I complied, rolling off to the side. At Green Green’s feet was an unconscious SWAT member, helmet disposed of and a big bruise on his temple. I whistled incredulously while Green Greens got Daniel to swallow some water. They said he would be okay.
“Green Greens are you alright? Did you just put down SWAT?”
Green Greens panted out a chuckle. There was a thin trickle of blood seeping from their left nostril. “I am alright, thank you, Seth. I’m just strong, man.
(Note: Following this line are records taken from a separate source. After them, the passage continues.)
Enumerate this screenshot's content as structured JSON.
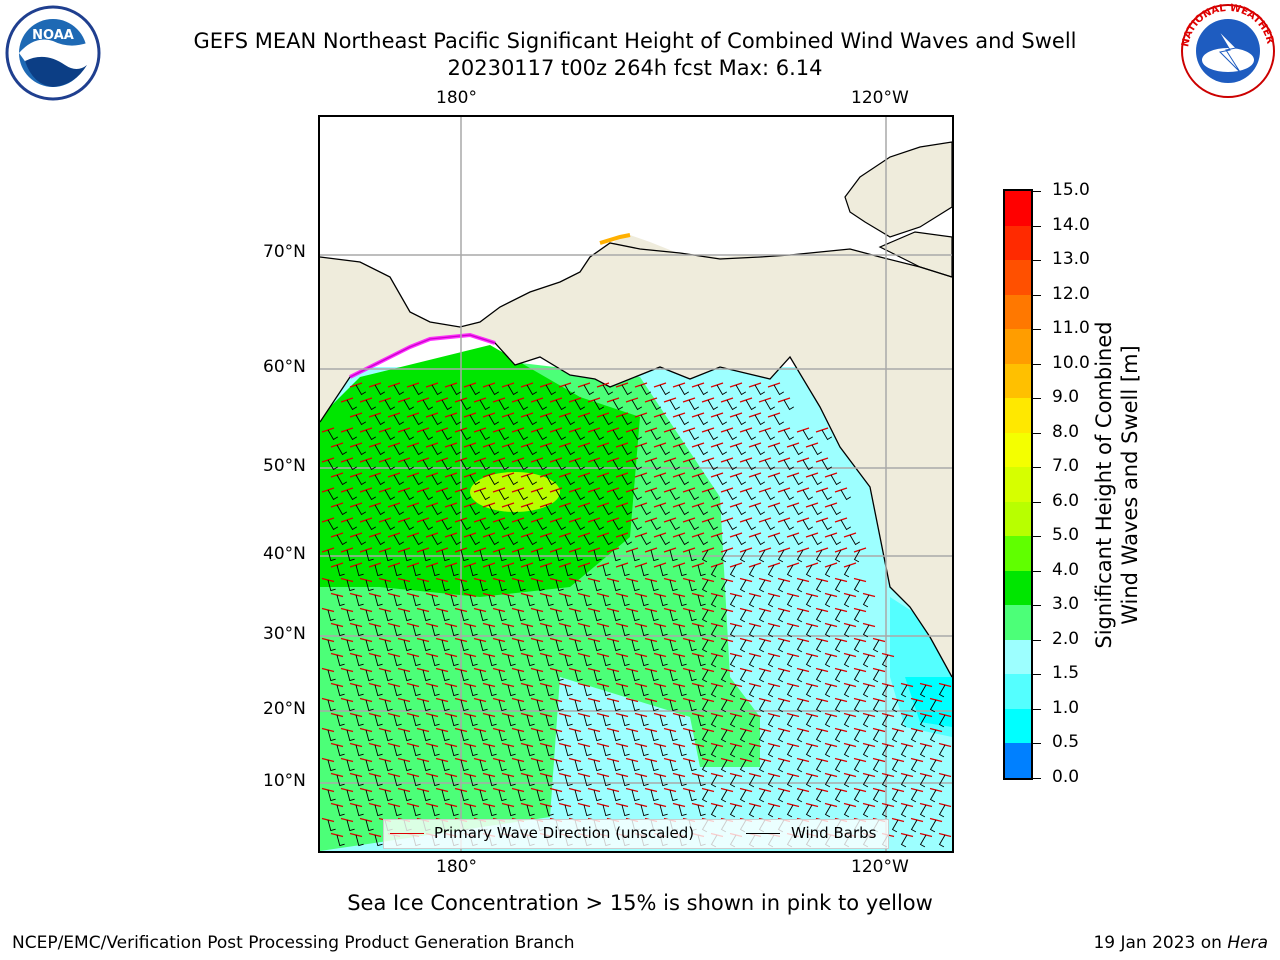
{
  "title": {
    "line1": "GEFS MEAN Northeast Pacific Significant Height of Combined Wind Waves and Swell",
    "line2": "20230117 t00z 264h fcst   Max: 6.14"
  },
  "logos": {
    "left": "noaa-logo",
    "left_text": "NOAA",
    "right": "national-weather-service-logo",
    "right_text": "NATIONAL WEATHER SERVICE"
  },
  "axes": {
    "top_lon_labels": [
      "180°",
      "120°W"
    ],
    "bottom_lon_labels": [
      "180°",
      "120°W"
    ],
    "lat_labels": [
      "70°N",
      "60°N",
      "50°N",
      "40°N",
      "30°N",
      "20°N",
      "10°N"
    ]
  },
  "colorbar": {
    "title_line1": "Significant Height of Combined",
    "title_line2": "Wind Waves and Swell [m]",
    "ticks": [
      "15.0",
      "14.0",
      "13.0",
      "12.0",
      "11.0",
      "10.0",
      "9.0",
      "8.0",
      "7.0",
      "6.0",
      "5.0",
      "4.0",
      "3.0",
      "2.0",
      "1.5",
      "1.0",
      "0.5",
      "0.0"
    ],
    "colors": [
      "#ff0000",
      "#ff2a00",
      "#ff5000",
      "#ff7800",
      "#ff9d00",
      "#ffc000",
      "#ffe800",
      "#f4ff00",
      "#d6ff00",
      "#b8ff00",
      "#60ff00",
      "#00e600",
      "#4cff78",
      "#9dffff",
      "#54ffff",
      "#00ffff",
      "#0080ff",
      "#0000ff"
    ]
  },
  "legend": {
    "wave_direction": "Primary Wave Direction (unscaled)",
    "wind_barbs": "Wind Barbs",
    "wave_color": "#dd0000",
    "barb_color": "#000000"
  },
  "notes": {
    "sea_ice": "Sea Ice Concentration > 15% is shown in pink to yellow"
  },
  "footer": {
    "left": "NCEP/EMC/Verification Post Processing Product Generation Branch",
    "right_date": "19 Jan 2023 on ",
    "right_host": "Hera"
  }
}
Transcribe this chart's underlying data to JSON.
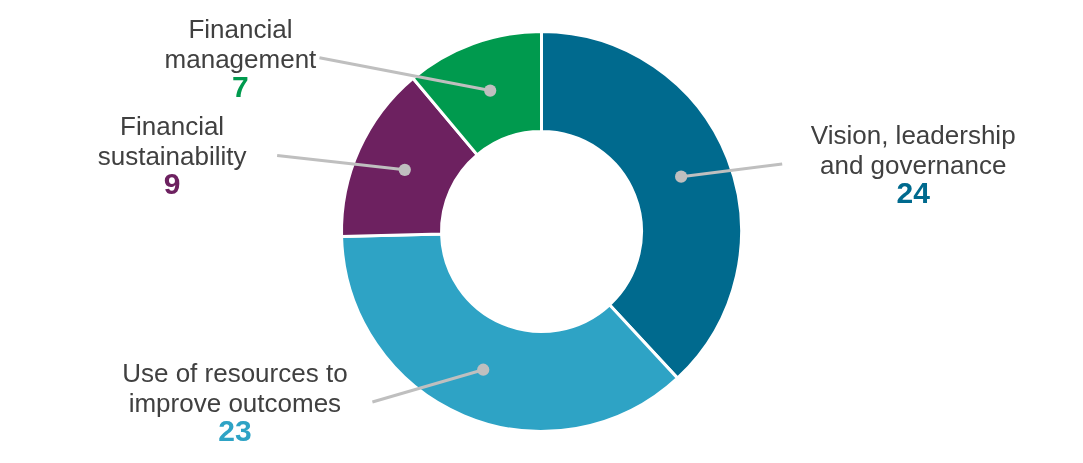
{
  "chart_data": {
    "type": "donut",
    "categories": [
      "Vision, leadership and governance",
      "Use of resources to improve outcomes",
      "Financial sustainability",
      "Financial management"
    ],
    "values": [
      24,
      23,
      9,
      7
    ],
    "colors": [
      "#006a8e",
      "#2ea3c5",
      "#6d2160",
      "#009a4e"
    ],
    "data_labels": true
  }
}
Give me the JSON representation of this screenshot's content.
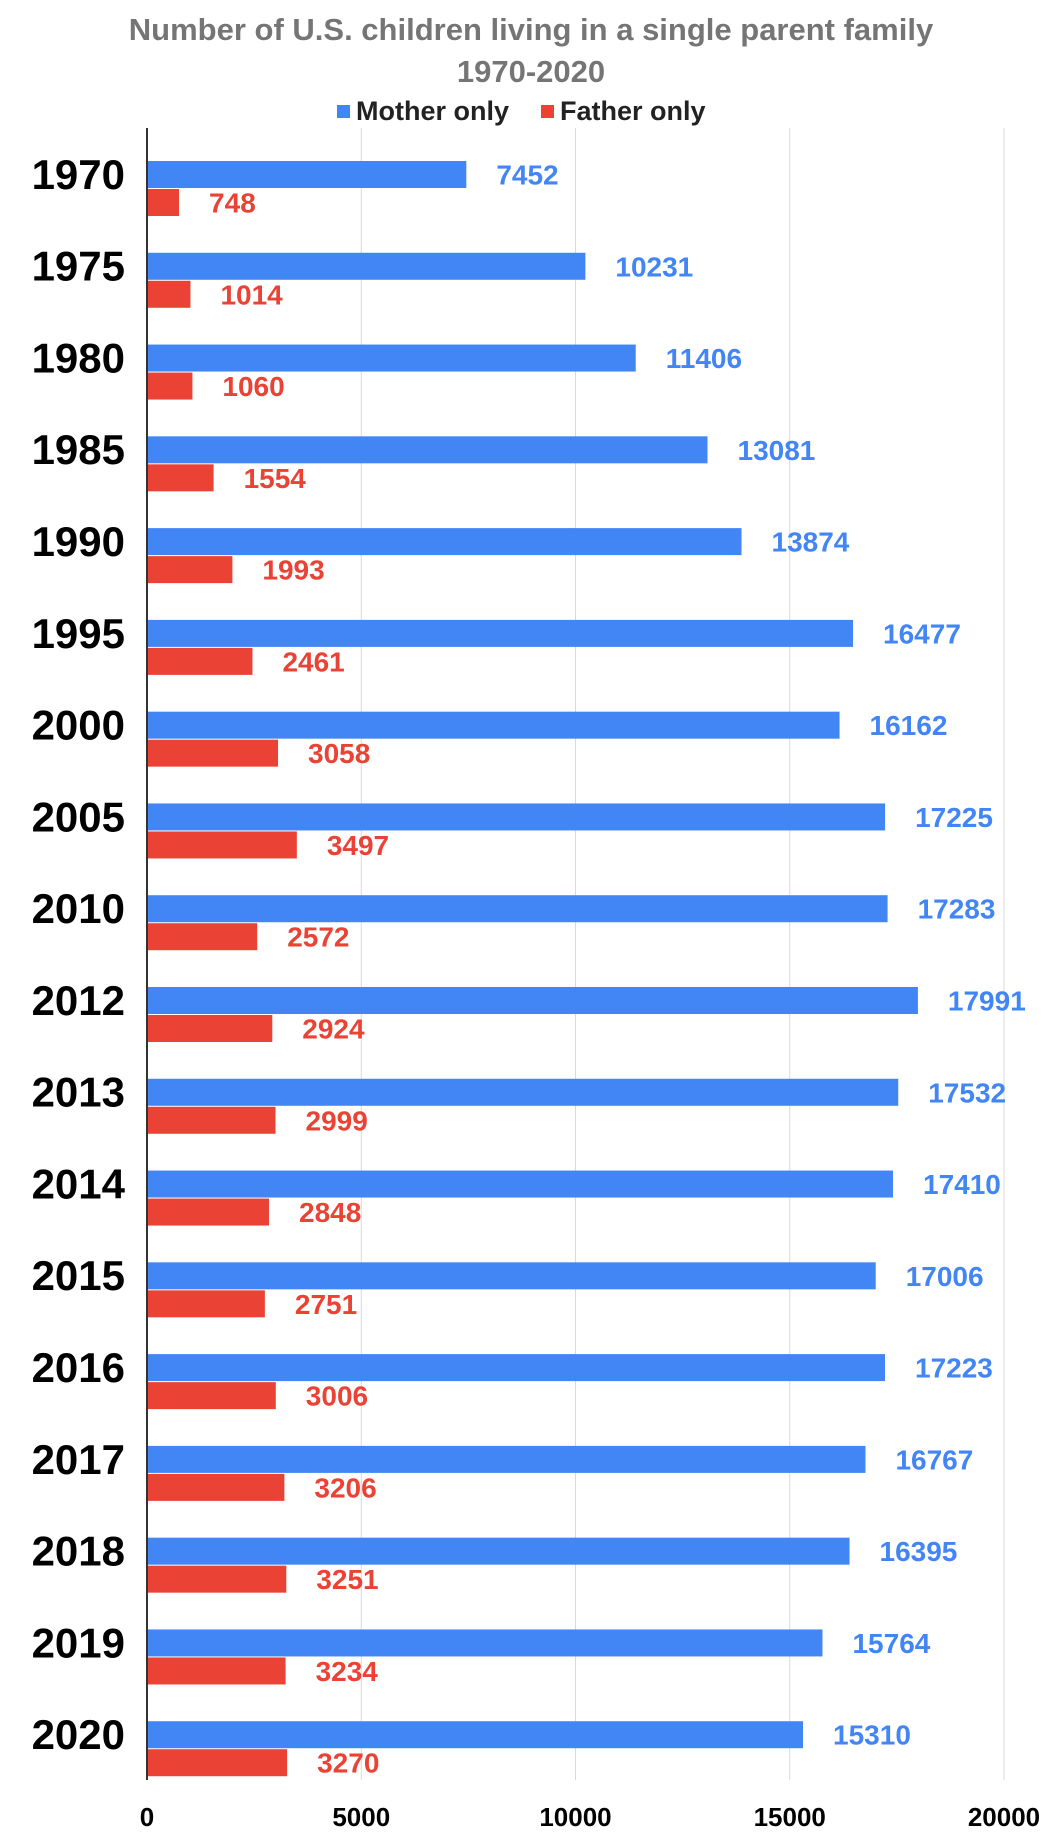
{
  "chart_data": {
    "type": "bar",
    "orientation": "horizontal",
    "title": "Number of U.S. children living in a single parent family",
    "subtitle": "1970-2020",
    "xlabel": "",
    "ylabel": "",
    "xlim": [
      0,
      20000
    ],
    "x_ticks": [
      0,
      5000,
      10000,
      15000,
      20000
    ],
    "grid": true,
    "legend_position": "top",
    "categories": [
      "1970",
      "1975",
      "1980",
      "1985",
      "1990",
      "1995",
      "2000",
      "2005",
      "2010",
      "2012",
      "2013",
      "2014",
      "2015",
      "2016",
      "2017",
      "2018",
      "2019",
      "2020"
    ],
    "series": [
      {
        "name": "Mother only",
        "color": "#4285f4",
        "values": [
          7452,
          10231,
          11406,
          13081,
          13874,
          16477,
          16162,
          17225,
          17283,
          17991,
          17532,
          17410,
          17006,
          17223,
          16767,
          16395,
          15764,
          15310
        ]
      },
      {
        "name": "Father only",
        "color": "#ea4335",
        "values": [
          748,
          1014,
          1060,
          1554,
          1993,
          2461,
          3058,
          3497,
          2572,
          2924,
          2999,
          2848,
          2751,
          3006,
          3206,
          3251,
          3234,
          3270
        ]
      }
    ]
  }
}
I’m strong.”
“No shit.”
Green Greens let out a bigger laugh, then“You should get out of here.” I objected, despite not knowing exactly what I could contribute past this point. “Everything will be fine,” Green Greens assured, “I’ve got this under control. Pigs are only pigs, you dig?” It was a really cool thing to say, and at this point I took Green Greens’ word as gospel, so I heeded their advice, giving them a hug and fleeing to the Goodwill.